In my book cheesy is more of an intent rather than any particular unit or composition. If the list you or your opponent is playing is the list you would use to play any opponent, then as long as it is within the rules it isn't cheesy. If you or your opponent makes a list that is tailored just to defeat "X" persons "X" army and no other, then yes you or they are being cheesy...or meta-gaming actually. Any sod can beat an opponent if they know exactly what their enemy is fielding...its not skill, it's math-hammer.
Thus a magic heavy VC list may or may not be cheesy. If your opponent usually plays a CC heavy VC list but tailors a magic heavy list just to beat your army because you are weak against magic...then yes, that is cheesy and that person is an @##%*&! to boot. Conversely, if what they play as an allround list is magic heavy VC then it isn't cheesy...it is their choice. It boils down mostly to intent for me. I don't mind people who want to win...I mind people who tailor lists. At that point you're not a skilled player, you're a math-hammer noob. ('course it is always fun when you stomp a list that was tailored to beat you, that's a double humiliation for your opponent.

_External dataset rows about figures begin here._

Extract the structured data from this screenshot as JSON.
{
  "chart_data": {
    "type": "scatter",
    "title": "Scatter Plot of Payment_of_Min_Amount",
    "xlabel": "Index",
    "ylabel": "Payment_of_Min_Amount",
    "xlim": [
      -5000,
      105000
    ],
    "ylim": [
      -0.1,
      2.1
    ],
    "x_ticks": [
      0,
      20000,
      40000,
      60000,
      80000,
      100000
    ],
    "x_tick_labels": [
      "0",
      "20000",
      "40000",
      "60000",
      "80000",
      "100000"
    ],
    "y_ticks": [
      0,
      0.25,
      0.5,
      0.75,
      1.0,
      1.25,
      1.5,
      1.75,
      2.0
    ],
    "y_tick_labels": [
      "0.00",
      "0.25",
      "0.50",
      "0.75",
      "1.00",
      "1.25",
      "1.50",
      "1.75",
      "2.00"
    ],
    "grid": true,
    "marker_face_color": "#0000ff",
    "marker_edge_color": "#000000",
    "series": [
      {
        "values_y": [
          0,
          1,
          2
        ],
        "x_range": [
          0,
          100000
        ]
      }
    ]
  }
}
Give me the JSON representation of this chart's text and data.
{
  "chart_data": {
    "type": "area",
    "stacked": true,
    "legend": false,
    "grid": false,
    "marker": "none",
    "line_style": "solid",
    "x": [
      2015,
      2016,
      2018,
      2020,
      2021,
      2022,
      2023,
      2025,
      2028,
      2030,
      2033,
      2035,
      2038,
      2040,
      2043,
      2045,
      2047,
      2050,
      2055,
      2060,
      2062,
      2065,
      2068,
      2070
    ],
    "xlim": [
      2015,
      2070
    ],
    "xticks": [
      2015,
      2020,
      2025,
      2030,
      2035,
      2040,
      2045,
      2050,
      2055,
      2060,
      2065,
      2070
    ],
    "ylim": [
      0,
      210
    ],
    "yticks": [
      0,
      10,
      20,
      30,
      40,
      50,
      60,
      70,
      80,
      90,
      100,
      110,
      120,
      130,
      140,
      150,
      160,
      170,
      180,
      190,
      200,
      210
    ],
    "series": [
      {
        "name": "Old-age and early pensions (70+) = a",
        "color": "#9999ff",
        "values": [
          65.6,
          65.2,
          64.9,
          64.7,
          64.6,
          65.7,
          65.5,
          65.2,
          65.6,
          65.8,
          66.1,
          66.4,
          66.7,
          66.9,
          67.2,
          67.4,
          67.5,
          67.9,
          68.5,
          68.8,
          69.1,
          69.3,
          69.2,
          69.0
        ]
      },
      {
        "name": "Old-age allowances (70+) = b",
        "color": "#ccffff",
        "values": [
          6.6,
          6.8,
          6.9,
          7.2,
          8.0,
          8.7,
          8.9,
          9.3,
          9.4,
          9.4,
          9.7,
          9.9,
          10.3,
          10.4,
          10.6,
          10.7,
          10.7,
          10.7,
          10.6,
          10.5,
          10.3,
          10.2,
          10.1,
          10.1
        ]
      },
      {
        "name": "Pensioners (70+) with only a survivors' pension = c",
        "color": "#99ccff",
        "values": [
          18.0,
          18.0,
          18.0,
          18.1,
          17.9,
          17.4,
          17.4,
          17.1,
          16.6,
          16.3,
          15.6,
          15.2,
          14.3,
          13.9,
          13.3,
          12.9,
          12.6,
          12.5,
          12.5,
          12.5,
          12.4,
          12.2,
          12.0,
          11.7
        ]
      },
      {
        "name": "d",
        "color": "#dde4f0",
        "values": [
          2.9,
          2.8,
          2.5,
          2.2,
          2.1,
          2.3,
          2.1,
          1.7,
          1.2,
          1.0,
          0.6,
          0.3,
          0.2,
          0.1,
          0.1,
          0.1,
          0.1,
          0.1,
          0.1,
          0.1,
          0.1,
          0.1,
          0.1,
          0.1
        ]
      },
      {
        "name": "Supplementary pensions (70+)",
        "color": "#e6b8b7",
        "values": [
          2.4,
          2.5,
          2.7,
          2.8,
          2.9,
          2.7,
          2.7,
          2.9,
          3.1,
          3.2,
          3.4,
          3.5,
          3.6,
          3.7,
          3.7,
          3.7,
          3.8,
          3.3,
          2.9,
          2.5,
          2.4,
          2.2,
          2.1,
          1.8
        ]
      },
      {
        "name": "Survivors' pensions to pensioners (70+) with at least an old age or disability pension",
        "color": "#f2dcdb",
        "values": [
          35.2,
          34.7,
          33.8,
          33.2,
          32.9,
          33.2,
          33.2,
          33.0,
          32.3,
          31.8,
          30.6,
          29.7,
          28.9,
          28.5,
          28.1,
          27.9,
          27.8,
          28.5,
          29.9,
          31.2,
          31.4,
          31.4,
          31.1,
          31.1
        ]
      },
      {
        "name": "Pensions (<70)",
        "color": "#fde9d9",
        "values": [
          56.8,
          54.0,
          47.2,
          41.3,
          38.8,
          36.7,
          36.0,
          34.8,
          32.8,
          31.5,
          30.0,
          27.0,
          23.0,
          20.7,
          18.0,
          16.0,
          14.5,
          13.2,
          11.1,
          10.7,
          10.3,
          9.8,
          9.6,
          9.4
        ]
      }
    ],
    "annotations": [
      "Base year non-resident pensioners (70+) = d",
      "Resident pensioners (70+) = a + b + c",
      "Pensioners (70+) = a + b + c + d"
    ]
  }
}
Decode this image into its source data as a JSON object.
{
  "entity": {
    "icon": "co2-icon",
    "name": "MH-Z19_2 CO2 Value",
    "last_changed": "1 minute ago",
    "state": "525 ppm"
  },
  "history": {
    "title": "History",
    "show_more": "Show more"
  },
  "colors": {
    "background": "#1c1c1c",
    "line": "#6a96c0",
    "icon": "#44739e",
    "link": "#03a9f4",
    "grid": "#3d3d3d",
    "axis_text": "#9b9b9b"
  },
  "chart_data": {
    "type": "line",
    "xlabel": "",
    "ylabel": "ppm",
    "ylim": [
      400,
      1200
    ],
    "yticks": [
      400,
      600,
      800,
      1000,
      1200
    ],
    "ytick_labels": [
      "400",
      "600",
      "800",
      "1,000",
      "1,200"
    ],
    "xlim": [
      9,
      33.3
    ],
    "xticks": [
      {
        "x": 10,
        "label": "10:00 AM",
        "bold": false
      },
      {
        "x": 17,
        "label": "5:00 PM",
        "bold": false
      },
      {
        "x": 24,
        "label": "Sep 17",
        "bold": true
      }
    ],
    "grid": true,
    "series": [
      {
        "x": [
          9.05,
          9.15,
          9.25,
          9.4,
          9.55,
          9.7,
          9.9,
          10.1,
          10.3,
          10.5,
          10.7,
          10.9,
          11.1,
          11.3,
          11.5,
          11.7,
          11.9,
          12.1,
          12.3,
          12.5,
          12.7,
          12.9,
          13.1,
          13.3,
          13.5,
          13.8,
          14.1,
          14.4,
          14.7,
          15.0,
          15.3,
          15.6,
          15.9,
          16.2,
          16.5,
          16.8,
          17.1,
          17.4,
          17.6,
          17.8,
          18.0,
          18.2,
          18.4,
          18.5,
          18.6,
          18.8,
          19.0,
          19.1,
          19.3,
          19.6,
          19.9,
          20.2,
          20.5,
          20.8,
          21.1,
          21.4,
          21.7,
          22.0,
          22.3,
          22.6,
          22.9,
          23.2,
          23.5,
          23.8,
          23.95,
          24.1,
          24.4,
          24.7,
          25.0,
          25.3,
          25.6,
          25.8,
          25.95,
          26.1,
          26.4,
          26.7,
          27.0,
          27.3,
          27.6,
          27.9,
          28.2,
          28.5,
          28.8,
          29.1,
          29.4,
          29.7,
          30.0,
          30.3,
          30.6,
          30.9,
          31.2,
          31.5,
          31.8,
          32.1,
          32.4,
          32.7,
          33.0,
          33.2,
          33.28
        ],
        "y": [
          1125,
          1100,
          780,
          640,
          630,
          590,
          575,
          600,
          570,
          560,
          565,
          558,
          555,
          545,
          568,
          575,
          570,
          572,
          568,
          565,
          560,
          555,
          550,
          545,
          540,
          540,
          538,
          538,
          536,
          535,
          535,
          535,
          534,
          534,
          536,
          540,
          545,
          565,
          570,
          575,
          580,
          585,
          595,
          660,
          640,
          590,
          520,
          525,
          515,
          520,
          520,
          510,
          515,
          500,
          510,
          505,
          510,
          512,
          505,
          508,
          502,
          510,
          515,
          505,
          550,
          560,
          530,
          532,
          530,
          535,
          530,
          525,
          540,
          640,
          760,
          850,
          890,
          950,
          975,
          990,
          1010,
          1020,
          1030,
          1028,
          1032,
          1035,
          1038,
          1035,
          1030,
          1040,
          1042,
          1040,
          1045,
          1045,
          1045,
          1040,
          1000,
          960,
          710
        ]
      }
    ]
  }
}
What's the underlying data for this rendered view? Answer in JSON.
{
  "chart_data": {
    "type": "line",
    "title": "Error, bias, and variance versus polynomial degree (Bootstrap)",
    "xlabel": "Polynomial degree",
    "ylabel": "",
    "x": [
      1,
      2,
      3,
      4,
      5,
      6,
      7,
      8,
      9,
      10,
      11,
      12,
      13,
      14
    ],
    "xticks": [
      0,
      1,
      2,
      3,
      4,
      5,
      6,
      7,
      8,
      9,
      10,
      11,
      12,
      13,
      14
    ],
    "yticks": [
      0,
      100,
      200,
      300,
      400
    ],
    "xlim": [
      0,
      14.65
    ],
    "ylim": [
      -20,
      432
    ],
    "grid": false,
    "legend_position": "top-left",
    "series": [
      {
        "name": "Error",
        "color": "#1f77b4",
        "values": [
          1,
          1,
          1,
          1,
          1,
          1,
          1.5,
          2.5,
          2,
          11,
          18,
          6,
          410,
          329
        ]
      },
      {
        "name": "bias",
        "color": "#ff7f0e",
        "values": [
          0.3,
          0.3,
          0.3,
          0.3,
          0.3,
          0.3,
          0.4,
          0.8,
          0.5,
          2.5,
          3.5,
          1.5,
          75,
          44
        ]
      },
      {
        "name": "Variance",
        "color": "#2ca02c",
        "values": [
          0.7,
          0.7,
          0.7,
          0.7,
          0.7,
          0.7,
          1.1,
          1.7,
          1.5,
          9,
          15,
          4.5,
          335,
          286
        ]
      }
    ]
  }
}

The only honorable options left to we combatants is seppuku or semantics...which amount to the same thing really.
My opinion on the matter... It's a war game... what do you do in wars? win...or loose, if your constantley loosing to an opponent then change your list...its not that difficult, if i take 2 warlock engineers and lots of jezzails and Warp lightning cannons, take units that can deal with this... every army can deal with it. cheesy dosnt excist, its just an excuse.
It is nice to play a friendly game every now and then though, so its up to the people involved to decide wether or not it is going to be a friendly. I usually field a competetive list, when i thought, what the heck i'll play a rarley used and quite friendley list, my opponnent took 3 High elf mages decked out....
Vefador's Bloody fist
i play a highelf player who takes infantry and archers. the infantry will murder me if they get to me, and i rarely have enough shooting troops to remove half of his models. i change my army to make it more fun, not to win. it is a game, the objective is to have fun and most people forget this.